In 1964 Rory gave up his career in music to focus completely on painting. He had first began to study art seriously at Eton, with Wilfred Blunt, who later described him as “perhaps the most gifted artist to pass through my hands”. He kept sketchbooks during his national service, and painted throughout his university years. “The day I got out of the army... I sat down and painted a rose, and I found to my surprise that my hand had unknowingly educated itself.”
Whilst he was at Cambridge he illustrated Old Carnations and Pinks written by the Rev Oscar C Moreton, and in the early 60’s they went on to collaborate on The Auricula: It’s History and Character, for which Rory produced 17 paintings of auriculas, one of them named in his honor. In 1962, when he was still performing as a musician, Rory had his first exhibition, at Durlacher Brothers in New York. The year after he had four exhibitions, in Paris, New York and two in Edinburgh. His paintings can now be found in museums and collections worldwide.

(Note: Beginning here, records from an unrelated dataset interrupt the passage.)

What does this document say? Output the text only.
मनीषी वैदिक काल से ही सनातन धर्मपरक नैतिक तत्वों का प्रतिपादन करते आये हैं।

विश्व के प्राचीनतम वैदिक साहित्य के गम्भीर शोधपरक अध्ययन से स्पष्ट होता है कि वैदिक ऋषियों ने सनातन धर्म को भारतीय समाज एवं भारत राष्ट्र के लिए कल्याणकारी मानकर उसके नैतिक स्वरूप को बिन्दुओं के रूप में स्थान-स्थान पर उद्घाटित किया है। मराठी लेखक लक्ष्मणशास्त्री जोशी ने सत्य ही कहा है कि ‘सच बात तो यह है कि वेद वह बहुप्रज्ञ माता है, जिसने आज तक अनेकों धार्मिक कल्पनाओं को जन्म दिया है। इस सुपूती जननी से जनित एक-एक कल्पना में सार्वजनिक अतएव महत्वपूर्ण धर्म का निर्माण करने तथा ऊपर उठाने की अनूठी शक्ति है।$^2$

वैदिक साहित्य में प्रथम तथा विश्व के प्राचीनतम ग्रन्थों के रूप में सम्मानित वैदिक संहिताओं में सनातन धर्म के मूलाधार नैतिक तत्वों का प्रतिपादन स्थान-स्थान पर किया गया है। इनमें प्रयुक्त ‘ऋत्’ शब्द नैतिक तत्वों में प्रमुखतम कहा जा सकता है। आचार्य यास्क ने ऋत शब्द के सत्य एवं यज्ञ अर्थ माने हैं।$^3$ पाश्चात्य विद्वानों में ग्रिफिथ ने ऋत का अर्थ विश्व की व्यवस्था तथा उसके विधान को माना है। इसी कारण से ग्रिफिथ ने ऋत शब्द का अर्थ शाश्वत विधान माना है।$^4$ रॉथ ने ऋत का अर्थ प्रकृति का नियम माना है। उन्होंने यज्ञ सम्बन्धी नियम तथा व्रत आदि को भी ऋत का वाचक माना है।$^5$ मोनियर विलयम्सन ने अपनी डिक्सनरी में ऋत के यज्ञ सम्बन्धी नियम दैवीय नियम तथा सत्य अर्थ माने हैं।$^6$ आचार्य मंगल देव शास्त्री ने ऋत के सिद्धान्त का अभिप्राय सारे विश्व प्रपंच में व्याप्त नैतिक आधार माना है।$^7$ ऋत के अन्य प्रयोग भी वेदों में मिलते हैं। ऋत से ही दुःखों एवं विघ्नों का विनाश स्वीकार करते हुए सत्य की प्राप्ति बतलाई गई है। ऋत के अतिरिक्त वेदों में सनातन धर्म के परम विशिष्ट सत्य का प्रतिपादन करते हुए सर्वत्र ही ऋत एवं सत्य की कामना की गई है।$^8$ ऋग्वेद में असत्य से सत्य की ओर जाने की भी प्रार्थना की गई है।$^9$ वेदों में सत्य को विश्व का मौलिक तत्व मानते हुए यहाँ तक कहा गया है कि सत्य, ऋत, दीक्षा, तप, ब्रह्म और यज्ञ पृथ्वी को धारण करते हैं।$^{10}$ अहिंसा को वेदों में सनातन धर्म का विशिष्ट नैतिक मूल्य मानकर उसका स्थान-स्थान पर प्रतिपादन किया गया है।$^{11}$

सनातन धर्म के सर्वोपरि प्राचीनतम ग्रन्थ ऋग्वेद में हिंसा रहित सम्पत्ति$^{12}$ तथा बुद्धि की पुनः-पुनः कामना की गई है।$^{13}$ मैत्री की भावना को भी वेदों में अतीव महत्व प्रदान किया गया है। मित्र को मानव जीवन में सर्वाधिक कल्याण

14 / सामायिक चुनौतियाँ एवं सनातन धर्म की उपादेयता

At the centre of his work were the watercolours on velum; ravishing, luminous 'plant portraits' of flowers, vegetables, and leaves. His deep curiosity in art as a medium for exploration, gave him a wide understanding of, and interest in, contemporary modern art as well as the great masters of the past, and his experiments with abstraction and minimalism, as well as sculpting with glass, perspex, and metal, informed his botanical paintings, and pushed them far beyond the bounds of illustration. ‘At its quintessential best,’ wrote Karl Miller, ‘the art of his later years was to deliver, life size, a single autumn leaf – placed off-centre on a vellum page, with every tint or capillary caught, the tiny brush strokes barely decipherable. Touched with decay, with russet, it might almost be the fallen leaf of requiem or elegy.’
Rory continued to work in London and Scotland, and exhibit across the globe for the next twenty years, until his too early death in 1982 when he was 50.